The polls were showing 34% to Tories and 34% to Labour. How could they have got it so wrong?
The polls are done by telephone survey, and they ignore the "Do not call" list, because political surveys are one of the exemptions.
The problems are these.
1. They try to choose a random sample, but they can't, because the sample is, to some extent, self-selected. If you're busy, you aren't going to talk to them. If you're about to go out, or if you're already out, you won't talk to them. If you can't be bothered, you won't talk to them. So, the people that are willing to talk to a pollster, are the ones that are actually surveyed, and they won't be a random sample. The people they'll talk to, will be biased towards lonely people, and people with nothing better to do.
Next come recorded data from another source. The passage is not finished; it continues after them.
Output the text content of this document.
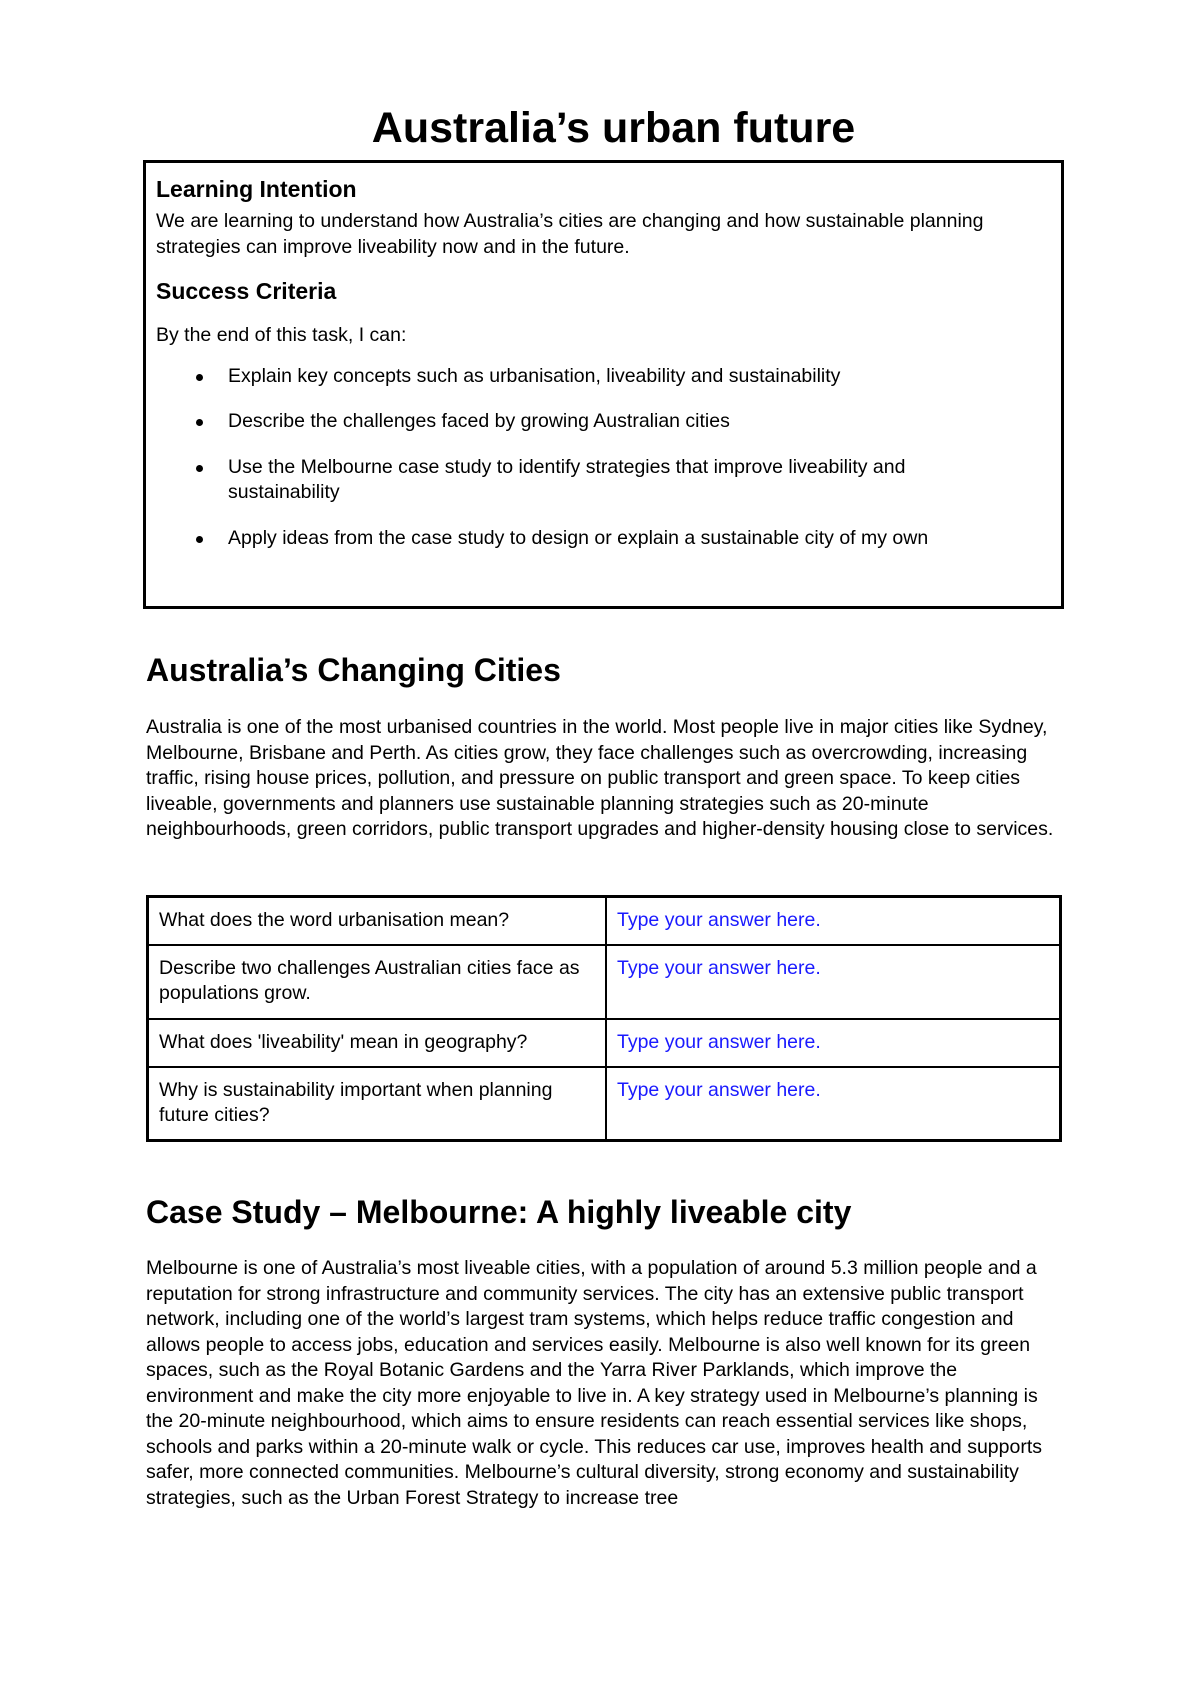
Australia’s urban future

Learning Intention

We are learning to understand how Australia’s cities are changing and how sustainable planning strategies can improve liveability now and in the future.

Success Criteria

By the end of this task, I can:

Explain key concepts such as urbanisation, liveability and sustainability
Describe the challenges faced by growing Australian cities
Use the Melbourne case study to identify strategies that improve liveability and sustainability
Apply ideas from the case study to design or explain a sustainable city of my own
Australia’s Changing Cities

Australia is one of the most urbanised countries in the world. Most people live in major cities like Sydney, Melbourne, Brisbane and Perth. As cities grow, they face challenges such as overcrowding, increasing traffic, rising house prices, pollution, and pressure on public transport and green space. To keep cities liveable, governments and planners use sustainable planning strategies such as 20-minute neighbourhoods, green corridors, public transport upgrades and higher-density housing close to services.

What does the word urbanisation mean?	Type your answer here.
Describe two challenges Australian cities face as populations grow.	Type your answer here.
What does 'liveability' mean in geography?	Type your answer here.
Why is sustainability important when planning future cities?	Type your answer here.
Case Study – Melbourne: A highly liveable city

Melbourne is one of Australia’s most liveable cities, with a population of around 5.3 million people and a reputation for strong infrastructure and community services. The city has an extensive public transport network, including one of the world’s largest tram systems, which helps reduce traffic congestion and allows people to access jobs, education and services easily. Melbourne is also well known for its green spaces, such as the Royal Botanic Gardens and the Yarra River Parklands, which improve the environment and make the city more enjoyable to live in. A key strategy used in Melbourne’s planning is the 20-minute neighbourhood, which aims to ensure residents can reach essential services like shops, schools and parks within a 20-minute walk or cycle. This reduces car use, improves health and supports safer, more connected communities. Melbourne’s cultural diversity, strong economy and sustainability strategies, such as the Urban Forest Strategy to increase tree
2. People like me. I signed up to the "do not call" list for a reason - namely, I don't want to be called by strangers who want a slice of my time for their purposes. I might, for example, be underneath my bike when the phone rings, and I'm really annoyed if I dropped the bike and rushed to the phone for no good reason. So I explain to these survey callers, that because they've called me despite my being on the "do not call" list, every question that they ask me, I'll answer with a wrong response, do you still want to talk to me?
Strangely, they do. The caller has a quota to meet, and they really don't care whether I answer correctly or misleadingly. So my wrong, and somewhat random, answers are added to their poll. I would hope that many other people do the same thng, and eventually, pollsters will realise that, even though they're allowed to call people on the "do not call" list, it's actually a very bad idea to do so.